Grilled Chicken & Rainbow Tomato Pitas

Ingredients

  • ½ cup Woolwich Dairy Original Crumbled Goat Feta Cheese
  • 4 pitas 4 small chicken breasts, pounded flat
  • ½ cup hummus
  • 2 tbsp olive oil

Rainbow Tomato & Radish Salsa

  • 2 cups colourful heirloom tomatoes, sliced
  • 1 cup radishes, thinly sliced
  • ½ cup parsley, diced
  • ¼ cup red onion, finely diced
  • ½ lemon, juiced
  • Pinch of salt

Mediterranean Mash-Up Marinade

  • 2 tbsp olive oil
  • ½ lemon, juiced
  • 1 tbsp plain greek yogurt
  • 2 tsp red wine vinegar
  • 2 cloves of garlic
  • Pinch of oregano
  • Pinch of thyme
  • Salt and pepper, to taste

Directions

  1. In a large freezer bag, combine all Mediterranean Mash-Up Marinade ingredients.

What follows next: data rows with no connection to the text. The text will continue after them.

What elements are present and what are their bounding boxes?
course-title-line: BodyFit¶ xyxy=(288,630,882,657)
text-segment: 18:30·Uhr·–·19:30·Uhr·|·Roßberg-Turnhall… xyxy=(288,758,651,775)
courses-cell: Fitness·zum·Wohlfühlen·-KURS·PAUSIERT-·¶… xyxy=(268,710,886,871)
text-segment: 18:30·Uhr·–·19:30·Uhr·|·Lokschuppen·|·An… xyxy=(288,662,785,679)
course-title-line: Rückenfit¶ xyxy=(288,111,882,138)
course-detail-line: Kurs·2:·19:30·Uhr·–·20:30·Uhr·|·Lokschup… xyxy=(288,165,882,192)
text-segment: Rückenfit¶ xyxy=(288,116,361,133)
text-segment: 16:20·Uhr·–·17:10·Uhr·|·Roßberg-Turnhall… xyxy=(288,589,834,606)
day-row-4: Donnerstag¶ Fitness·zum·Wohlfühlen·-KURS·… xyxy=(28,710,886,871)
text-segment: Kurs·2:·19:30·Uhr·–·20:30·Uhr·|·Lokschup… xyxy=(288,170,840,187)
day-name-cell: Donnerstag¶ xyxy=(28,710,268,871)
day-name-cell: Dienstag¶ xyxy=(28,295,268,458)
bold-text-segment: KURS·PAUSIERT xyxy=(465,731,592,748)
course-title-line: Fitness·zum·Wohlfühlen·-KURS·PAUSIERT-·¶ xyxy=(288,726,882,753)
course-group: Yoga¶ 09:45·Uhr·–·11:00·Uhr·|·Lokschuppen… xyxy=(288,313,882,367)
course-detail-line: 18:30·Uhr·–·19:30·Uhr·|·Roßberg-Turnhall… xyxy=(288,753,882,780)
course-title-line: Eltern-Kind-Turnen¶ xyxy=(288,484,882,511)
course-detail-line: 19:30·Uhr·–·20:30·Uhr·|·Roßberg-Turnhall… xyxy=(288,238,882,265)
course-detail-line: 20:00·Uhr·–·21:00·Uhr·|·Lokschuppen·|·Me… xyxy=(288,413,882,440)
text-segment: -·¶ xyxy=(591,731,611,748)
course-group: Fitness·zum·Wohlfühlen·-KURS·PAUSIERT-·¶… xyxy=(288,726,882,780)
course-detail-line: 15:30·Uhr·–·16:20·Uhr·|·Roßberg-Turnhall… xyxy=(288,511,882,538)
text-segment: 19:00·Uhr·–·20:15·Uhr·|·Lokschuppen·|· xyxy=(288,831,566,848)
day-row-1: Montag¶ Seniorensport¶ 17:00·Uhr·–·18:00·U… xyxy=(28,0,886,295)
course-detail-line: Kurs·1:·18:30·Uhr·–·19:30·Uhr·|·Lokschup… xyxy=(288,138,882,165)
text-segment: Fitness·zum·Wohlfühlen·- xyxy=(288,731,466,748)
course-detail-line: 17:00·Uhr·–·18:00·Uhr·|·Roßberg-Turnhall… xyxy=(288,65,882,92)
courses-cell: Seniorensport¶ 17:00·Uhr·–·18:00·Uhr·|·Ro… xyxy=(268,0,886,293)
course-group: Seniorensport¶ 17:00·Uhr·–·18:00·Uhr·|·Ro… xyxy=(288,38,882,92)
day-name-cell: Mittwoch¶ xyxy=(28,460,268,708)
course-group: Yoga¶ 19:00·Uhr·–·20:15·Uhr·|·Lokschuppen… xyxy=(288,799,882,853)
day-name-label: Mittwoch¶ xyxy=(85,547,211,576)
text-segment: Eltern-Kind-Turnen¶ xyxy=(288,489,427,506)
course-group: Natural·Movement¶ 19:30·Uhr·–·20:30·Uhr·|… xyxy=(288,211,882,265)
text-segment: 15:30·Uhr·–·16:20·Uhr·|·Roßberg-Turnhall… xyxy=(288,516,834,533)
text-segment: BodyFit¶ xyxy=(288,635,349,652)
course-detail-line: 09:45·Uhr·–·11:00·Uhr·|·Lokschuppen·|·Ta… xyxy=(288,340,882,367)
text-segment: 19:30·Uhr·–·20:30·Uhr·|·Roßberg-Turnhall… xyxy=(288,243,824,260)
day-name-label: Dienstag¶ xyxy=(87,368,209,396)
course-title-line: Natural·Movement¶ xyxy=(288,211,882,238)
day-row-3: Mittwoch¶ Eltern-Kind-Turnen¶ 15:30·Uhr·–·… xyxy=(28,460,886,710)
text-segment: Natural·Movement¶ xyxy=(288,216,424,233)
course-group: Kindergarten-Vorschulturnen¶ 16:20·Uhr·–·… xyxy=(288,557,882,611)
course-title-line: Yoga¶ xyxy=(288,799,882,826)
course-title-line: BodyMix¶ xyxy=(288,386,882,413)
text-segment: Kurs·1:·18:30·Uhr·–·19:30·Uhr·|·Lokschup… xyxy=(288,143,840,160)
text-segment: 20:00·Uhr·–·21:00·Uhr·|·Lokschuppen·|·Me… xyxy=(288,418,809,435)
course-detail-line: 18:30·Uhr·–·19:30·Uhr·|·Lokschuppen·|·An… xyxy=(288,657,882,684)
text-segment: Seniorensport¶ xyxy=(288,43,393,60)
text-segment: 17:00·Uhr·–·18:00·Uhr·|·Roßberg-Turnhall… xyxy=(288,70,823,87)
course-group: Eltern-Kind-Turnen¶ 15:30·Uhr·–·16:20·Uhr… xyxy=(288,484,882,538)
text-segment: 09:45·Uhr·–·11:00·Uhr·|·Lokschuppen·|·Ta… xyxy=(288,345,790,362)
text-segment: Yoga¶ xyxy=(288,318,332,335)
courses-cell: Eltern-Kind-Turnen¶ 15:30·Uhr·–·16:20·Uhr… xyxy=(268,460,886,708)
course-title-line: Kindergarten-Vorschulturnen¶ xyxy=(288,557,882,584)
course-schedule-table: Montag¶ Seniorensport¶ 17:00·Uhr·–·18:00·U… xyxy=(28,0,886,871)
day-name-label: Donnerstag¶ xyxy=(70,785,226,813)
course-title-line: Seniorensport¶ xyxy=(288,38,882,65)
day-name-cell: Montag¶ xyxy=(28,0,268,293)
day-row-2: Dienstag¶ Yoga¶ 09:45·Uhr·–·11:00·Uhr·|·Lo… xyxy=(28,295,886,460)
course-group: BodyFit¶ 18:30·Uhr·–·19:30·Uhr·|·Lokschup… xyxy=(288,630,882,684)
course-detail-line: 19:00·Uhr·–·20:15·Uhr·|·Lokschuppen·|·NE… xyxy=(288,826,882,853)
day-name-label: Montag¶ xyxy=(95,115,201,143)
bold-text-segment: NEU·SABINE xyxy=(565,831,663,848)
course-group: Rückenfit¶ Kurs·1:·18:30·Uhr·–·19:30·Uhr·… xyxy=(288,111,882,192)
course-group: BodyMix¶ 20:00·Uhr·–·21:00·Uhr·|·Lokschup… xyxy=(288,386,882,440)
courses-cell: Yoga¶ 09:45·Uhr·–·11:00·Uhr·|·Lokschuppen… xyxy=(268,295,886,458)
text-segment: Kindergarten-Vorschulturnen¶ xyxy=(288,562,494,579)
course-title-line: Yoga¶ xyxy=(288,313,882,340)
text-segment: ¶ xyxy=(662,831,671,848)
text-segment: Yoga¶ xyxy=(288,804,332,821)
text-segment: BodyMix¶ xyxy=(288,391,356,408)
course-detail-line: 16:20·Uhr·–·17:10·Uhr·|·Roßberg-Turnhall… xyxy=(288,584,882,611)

Mix well. Add raw chicken breasts to marinade. Marinate for at least 30 minutes.
  2. While the chicken marinates, prepare the Rainbow Tomato & Radish Salsa. Slice the tomatoes and radishes, and dice the parsley and red onions. Place all Salsa ingredients in a bowl, except for the radishes, and incorporate well. Set the Salsa and radishes aside.
  3. Heat up the grill! Place the marinated chicken on the grill, cooking about 6 minutes per side, until the internal temperature reaches 165° F.
  4. While chicken is cooking, brush pitas with olive oil. Once chicken has been taken off of the grill, grill pitas for 1-2 minutes on each side, until warm and nicely marked.
  5. Cut cooked chicken into slices. Set aside. Mix radishes into salsa, stirring well. Set aside.
  6. It’s time to decorate your pita! For each pita, start with 2 tbsp of hummus, topped with sliced chicken breast and Rainbow Tomato & Radish Salsa. Finish with a generous sprinkle of salty, tangy Woolwich Dairy Original Crumbled Goat Feta Cheese on top.